Grand National Breaks UK Record for Biggest Online Sports Betting Event

Posted on: April 14, 2021, 08:33h. 

Last updated on: April 14, 2021, 09:53h.

Last Saturday’s Grand National steeplechase at Aintree was the UK’s biggest-ever online sports betting event, as a unique set of circumstance helped it outstrip even the soccer World Cup final for digital wagering.

Grand National
Rachel Blackmore became the first female jockey to win the Grand National on Saturday on Minella Times. (Image: Tom Jenkins/The Observer)

The Aintree stands may have been deserted, but around nine million Brits tuned in on television to watch. Rachael Blackmore became the first female jockey to win the grueling four-mile, 30-fence race. She won on Minella Times at odds of 11-1.

The Grand National has long been a huge gambling event in the UK, attracting the “one-bet-a-year” demographic.

It’s the kind of day when it’s socially acceptable for even the primmest of grandmammas to shuffle to her nearest bookmaker’s shop to “lump a tenner on,” in the vernacular.

But this year, Granny had to go online, as did the roughly one-third of the populace that bets on the race each year. Britain’s land-based bookies reopened Monday — all 6,000-odd of them — for the first time since December, even earlier in some regions. But it was too late to catch the famous old race.

£100 Million Across the Board

According to Flutter Entertainment, which owns big UK-facing brands like Paddy Power, Betfair, and SkyBet, over £100 million ($137.4 million) was bet on the National across the entire industry.

Entain, which also owns Ladbrokes and Coral, said more than 150,000 customers visited its websites every minute during the race.

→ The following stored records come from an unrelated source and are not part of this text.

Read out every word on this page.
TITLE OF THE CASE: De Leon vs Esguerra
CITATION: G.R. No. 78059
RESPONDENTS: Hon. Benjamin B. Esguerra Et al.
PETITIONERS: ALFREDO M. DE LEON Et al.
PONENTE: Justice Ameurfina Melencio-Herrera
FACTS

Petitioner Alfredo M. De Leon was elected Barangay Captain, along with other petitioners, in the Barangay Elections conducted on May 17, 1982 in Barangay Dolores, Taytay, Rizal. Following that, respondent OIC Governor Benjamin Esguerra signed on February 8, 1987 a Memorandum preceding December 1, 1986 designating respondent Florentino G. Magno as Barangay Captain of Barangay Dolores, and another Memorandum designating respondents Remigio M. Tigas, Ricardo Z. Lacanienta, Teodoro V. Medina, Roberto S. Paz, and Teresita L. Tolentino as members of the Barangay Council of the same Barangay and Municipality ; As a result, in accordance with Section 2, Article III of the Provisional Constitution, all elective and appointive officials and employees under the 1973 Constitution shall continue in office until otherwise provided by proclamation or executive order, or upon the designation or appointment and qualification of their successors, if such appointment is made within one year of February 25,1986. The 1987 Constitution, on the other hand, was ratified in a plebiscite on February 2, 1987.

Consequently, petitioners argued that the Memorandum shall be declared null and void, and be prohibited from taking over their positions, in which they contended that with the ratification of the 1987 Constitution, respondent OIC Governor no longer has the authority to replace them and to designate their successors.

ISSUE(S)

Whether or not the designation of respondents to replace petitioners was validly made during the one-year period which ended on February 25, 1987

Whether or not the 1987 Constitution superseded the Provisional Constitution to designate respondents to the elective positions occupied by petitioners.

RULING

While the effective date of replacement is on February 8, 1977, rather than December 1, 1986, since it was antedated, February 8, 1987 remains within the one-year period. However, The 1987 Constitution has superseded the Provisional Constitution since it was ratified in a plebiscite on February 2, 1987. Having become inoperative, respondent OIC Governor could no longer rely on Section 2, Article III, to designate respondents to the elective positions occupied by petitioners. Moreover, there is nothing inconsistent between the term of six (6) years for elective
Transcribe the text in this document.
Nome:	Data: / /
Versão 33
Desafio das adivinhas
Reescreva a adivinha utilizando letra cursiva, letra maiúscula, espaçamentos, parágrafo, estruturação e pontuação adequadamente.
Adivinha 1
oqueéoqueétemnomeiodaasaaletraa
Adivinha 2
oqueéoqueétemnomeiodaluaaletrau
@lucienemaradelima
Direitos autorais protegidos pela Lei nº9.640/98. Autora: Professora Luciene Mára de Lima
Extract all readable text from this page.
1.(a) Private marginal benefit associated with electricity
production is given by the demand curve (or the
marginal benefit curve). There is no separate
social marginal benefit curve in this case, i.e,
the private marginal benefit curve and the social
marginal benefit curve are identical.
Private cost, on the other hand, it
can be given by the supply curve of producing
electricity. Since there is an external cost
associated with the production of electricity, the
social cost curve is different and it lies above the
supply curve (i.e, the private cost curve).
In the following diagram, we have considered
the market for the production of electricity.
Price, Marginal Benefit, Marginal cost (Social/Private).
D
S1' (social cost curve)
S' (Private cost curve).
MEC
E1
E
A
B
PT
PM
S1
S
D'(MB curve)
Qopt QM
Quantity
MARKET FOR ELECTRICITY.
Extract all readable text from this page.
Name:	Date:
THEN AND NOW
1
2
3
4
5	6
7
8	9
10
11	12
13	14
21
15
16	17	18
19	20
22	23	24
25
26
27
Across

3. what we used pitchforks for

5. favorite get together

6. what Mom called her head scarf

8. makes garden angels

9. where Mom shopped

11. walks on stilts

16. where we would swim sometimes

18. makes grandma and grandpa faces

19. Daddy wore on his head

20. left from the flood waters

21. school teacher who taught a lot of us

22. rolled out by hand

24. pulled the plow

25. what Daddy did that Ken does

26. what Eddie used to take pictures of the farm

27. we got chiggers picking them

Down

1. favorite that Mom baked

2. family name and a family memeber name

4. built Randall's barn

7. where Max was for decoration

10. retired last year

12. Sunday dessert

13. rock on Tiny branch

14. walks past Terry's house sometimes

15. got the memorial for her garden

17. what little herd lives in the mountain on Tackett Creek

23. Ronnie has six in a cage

This year’s Grand National event saw record-breaking betting volumes for our UK brands and huge customer excitement in line with the thrilling outcome,” Dominic Grounsell, who heads Sports Brands at Entain, told Reuters.

Online-only site 888 reported three times as many bets as in 2019.

Grand National Goes Virtual

There was plenty of pent-up demand. Last year’s Grand National would have come at the peak of Britain’s first wave had it not been canceled and replaced with a virtual version.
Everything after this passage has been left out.